O gene ancestral que fez nascer a doença mais mortal da História foi “ressuscitado” por cientistas, para que lhes fosse possível perceber a série de eventos que levou o parasita da malária a infetar humanos.
A malária mata cerca de 435 mil pessoas todos os anos, sendo a maioria menores de cinco anos. A maior parte dos casos é provocada pelo parasita Plasmodium falciparum – uma das espécies de parasitas que podem causar malária. Todas se originaram, de acordo com o Newsweek, em grandes macacos de África.
“[P. falciparum] é um dos grandes flagelos do homem”, disse Gavin Wright, do Instituto Wellcome Sanger do Reino Unido. “Foi dito que a malária matou mais pessoas na história da humanidade do que qualquer outra doença”.
Wright é o principal autor de um estudo publicado esta semana na revista especializada PLOS Biology que mostra como P. falciparum conseguiu mudar de hospedeiro dos gorilas para humanos há cerca de 50 mil anos. Nesse ponto, o parasita ganhou a capacidade de infetar os nossos glóbulos vermelhos.
“Até há alguns anos, a origem do P. falciparum era um mistério, mas verificou-se que estava mais intimamente relacionado a um parasita do Plasmodium que infetava exclusivamente gorilas”, disse Wright, em comunicado.
A sequência genética não explicou, contudo, como é que o parasita conseguiu saltar de gorilas para humanos. No entanto, revelou uma região do genoma que parece ter sido transferida e essa região codificou um gene chamado rh5, que sabemos que permite ao parasita infetar glóbulos vermelhos humanos.
“O próximo desafio foi entender como estas alterações moleculares poderiam ter levado o parasita a infetar seres humanos”, disse Wright.
A equipe reconstruiu a sequência ancestral para “ressuscitar” a sequência de ADN rh5 para mostrar a forma como foi transferida para os seres humanos. Os investigadores criaram cópias sintéticas desse gene antigo em laboratório para observar as interações moleculares que aconteceram.
“Pegámos nas sequências de genes existentes e as previsões baseadas em computador – reconstrução da sequência ancestral – para voltar atrás no relógio usando um tipo de ‘arqueologia molecular’ para determinar a provável sequência dos genes envolvidos no momento em que a espécie mudou”, explicou Wright
Os resultados mostraram que o parasita tinha a capacidade de se ligar a gorilas e humanos. “Isso fornece uma explicação molecular de como o salto das espécies poderia ter acontecido”, disse Wright. “Delineamos, portanto, um caminho molecular que explica como o ancestral de P. falciparum foi capaz de saltar de gorilas para humanos”.
A partir disso, os investigadores identificaram uma mutação que significava que P. falciparum perdeu a capacidade de infetar gorilas, confinando-a aos seres humanos.
Wright disse que entender estes eventos moleculares é importante, pois a maioria das doenças infecciosas são “zoonoses” – doenças infecciosas capazes de ser naturalmente transmitidas entre animais e seres humanos. É aqui que um patógeno que infeta outros animais acumula mutações, o que rompe as barreiras das espécies e infeta os seres humanos.
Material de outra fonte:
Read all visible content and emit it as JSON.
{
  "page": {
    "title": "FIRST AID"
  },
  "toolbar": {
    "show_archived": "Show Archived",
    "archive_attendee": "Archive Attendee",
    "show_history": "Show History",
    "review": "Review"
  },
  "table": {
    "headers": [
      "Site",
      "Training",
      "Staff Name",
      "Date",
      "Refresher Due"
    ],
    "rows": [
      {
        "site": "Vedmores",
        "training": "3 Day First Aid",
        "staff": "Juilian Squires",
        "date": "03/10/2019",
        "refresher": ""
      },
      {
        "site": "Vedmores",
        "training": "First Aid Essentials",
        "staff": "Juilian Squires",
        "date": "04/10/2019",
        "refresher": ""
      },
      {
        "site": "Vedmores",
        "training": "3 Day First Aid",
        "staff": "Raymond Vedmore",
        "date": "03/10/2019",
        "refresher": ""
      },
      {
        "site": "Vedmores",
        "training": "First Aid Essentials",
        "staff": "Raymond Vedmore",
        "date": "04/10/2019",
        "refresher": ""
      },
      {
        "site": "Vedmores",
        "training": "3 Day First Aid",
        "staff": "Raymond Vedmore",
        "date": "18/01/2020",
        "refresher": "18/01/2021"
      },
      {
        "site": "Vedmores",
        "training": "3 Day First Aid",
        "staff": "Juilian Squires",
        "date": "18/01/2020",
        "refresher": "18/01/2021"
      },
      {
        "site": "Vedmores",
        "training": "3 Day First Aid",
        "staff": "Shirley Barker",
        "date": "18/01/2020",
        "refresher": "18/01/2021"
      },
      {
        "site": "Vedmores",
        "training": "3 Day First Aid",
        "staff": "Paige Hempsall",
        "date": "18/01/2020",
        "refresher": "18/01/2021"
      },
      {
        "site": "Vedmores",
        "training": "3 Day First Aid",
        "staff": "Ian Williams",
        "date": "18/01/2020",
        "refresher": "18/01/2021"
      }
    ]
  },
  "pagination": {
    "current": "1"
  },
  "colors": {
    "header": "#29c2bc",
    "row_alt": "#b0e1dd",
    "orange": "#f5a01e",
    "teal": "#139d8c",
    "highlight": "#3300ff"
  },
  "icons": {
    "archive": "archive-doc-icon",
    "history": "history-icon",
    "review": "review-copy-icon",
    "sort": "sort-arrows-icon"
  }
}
“Ao entender as possíveis vias moleculares envolvidas, embora as hipóteses sejam muito pequenas, podemos realizar uma vigilância sequencial do parasita circulante na natureza para tentar impedir que isto aconteça novamente”.
Em termos de malária, os cientistas têm visto o rh5 como um possível alvo para uma potencial vacina. Se a interação entre o parasita e esse gene puder ser interrompida, pode impedir que seja capaz de infetar os glóbulos vermelhos. “Atualmente, o Rh5 é um emocionante alvo de vacina contra a malária no estágio sanguíneo que está a ser trabalhado ativamente pela comunidade da malária”, disse Wright. “Qualquer informação adicional que possa ajudar no desenvolvimento desta vacina seria importante”.